Outsourcing is still a utopian dream for many investment houses. The idea that a fund manager can offload all of its back-office responsibilities and concentrate on investment performance alone remains an enticing aim, particularly in tough markets. However, so far only a few full outsourcing deals are actually being undertaken, with varying success, while one or two of the biggest custodians have yet to get their products off the ground. This stuttering start has left the investment community uncertain of its next step. If outsourcing really is investment nirvana, fund managers will still want to pursue it. However, the pain endured by those already on the path has made them wary. Will faith help to silence the doubters?

Mark Tennant

These are austere times for fund managers. The long bull run of the 1990s made everyone drunk on record highs for indices and the juicy returns that came with them. With the market corrections came the hangover and the realization that the good times would not go on for ever and that portfolio management wasn't simply a game of buying stock and watching it go up and up.

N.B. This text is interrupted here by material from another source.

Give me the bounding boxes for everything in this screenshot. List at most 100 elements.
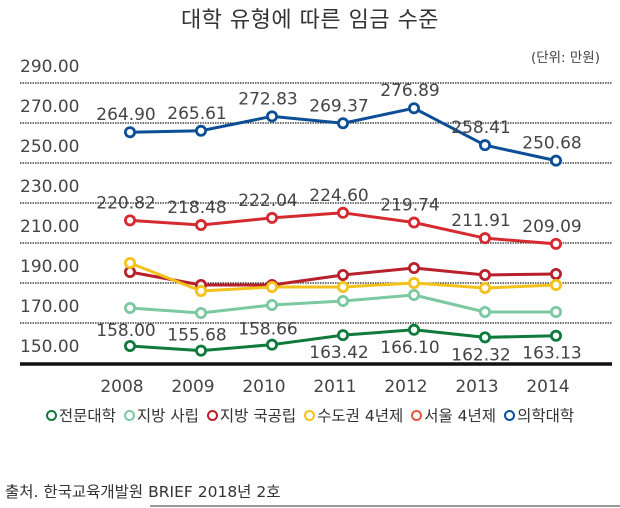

With increased pressure to produce returns, investment houses are looking around for ways to save a few basis points in costs here, a few there. Even these relatively small amounts, the arguments run, can make a difference.

In this environment the debate over the value of outsourcing the back office will inevitably take greater prominence.

As Daron Pearce, managing director, European outsourcing services at Bank of New York, says: "There has been a massive increase in competition between asset managers, and margins are under a great deal of pressure.